Over time, more clubs would form across ATCO lands in the Steele Bayou area. Given this extensive network of managed lands, Ten Point and Buckhorn Clubs helped lead an effort in 1978 to form the Mahannah Deer Management Association. Multiple clubs contended the association could help better manage habitat and wildlife on these lands.

Over the last century, many generations have grown up in these clubs and enjoyed hunting and fishing in the lush bottom-lands around Steele Bayou. However, as with all things change is usually inevitable, and it is certainly so within the forest industry. In recent years, ATCO began liquidating land assets to adapt to a changing industry. MDWFP and The Nature Conservancy entered into discussions about acquiring the property immediately adjacent to Mahannah WMA. The deal became final in July 2018, securing a large tract of ecologically and recreationally valuable land to be held in public trust.

Bryant recognized as a champion of Mississippi conservation

 

Gov. Phil Bryant always has been happy to convey his love for hunting and fishing in Mississippi.

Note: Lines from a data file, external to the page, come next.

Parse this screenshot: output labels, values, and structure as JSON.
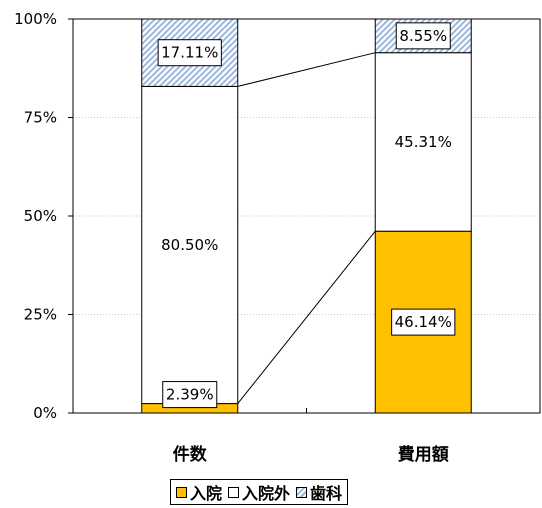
{
  "chart_data": {
    "type": "bar",
    "stacked": "percent",
    "categories": [
      "件数",
      "費用額"
    ],
    "series": [
      {
        "name": "入院",
        "values": [
          2.39,
          46.14
        ],
        "labels": [
          "2.39%",
          "46.14%"
        ],
        "color": "#FFC000"
      },
      {
        "name": "入院外",
        "values": [
          80.5,
          45.31
        ],
        "labels": [
          "80.50%",
          "45.31%"
        ],
        "color": "#FFFFFF"
      },
      {
        "name": "歯科",
        "values": [
          17.11,
          8.55
        ],
        "labels": [
          "17.11%",
          "8.55%"
        ],
        "color": "#C6D9F1",
        "pattern": "diagonal-hatch"
      }
    ],
    "yticks": [
      "0%",
      "25%",
      "50%",
      "75%",
      "100%"
    ],
    "ylim": [
      0,
      100
    ],
    "grid": true,
    "legend": "bottom",
    "series_connectors": true,
    "title": "",
    "xlabel": "",
    "ylabel": ""
  }
}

And he did so quite emphatically at his first Governors Sportsmen’s Council gathering.

“I remember walking into that room that evening in Washington, DC, and there were a number of people there,” Gov. Bryant told a group at the recent opening of the McIvor Shooting Facility in Sardis. “I was relatively new at that time as a governor. There were a number of them talking about how there were sports in their states and how they had these hunts – pheasant hunts and one-shot antler hunts – and they said, ‘what do you do?’ I said, ‘Well, I try to do all of it, but one of my favorite things to do is hog killing … with a knife.’ They said, ‘You want to be chairman?’ I said, ‘I think I do.’” 

Governor Phil Bryant (left) with MDWFP Executive Director Dr. Sam Polles (right)

Phil Bryant will be recognized as governor for only a few more days, but his recognition as a champion for Mississippi outdoors and conservation will continue when the Phil Bryant Wildlife Management Area officially opens for hunting for the 2019-2020 season.

“(Phil Bryant) has been one of the biggest friends of the Agency and outdoors and conservation,” said Mississippi Wildlife, Fisheries, and Parks Foundation co-treasurer Chris Gouras. “Time and time again, when we’ve asked him for help, he has always been there. Annually, our biggest fundraiser is the Governor’s Hunt. We have about 50-60 supporters of that event every year. The governor has been there every year, eight years in a row. And during that time period, he has helped us raise over $2 million … to help support the initiatives and the things that we do.”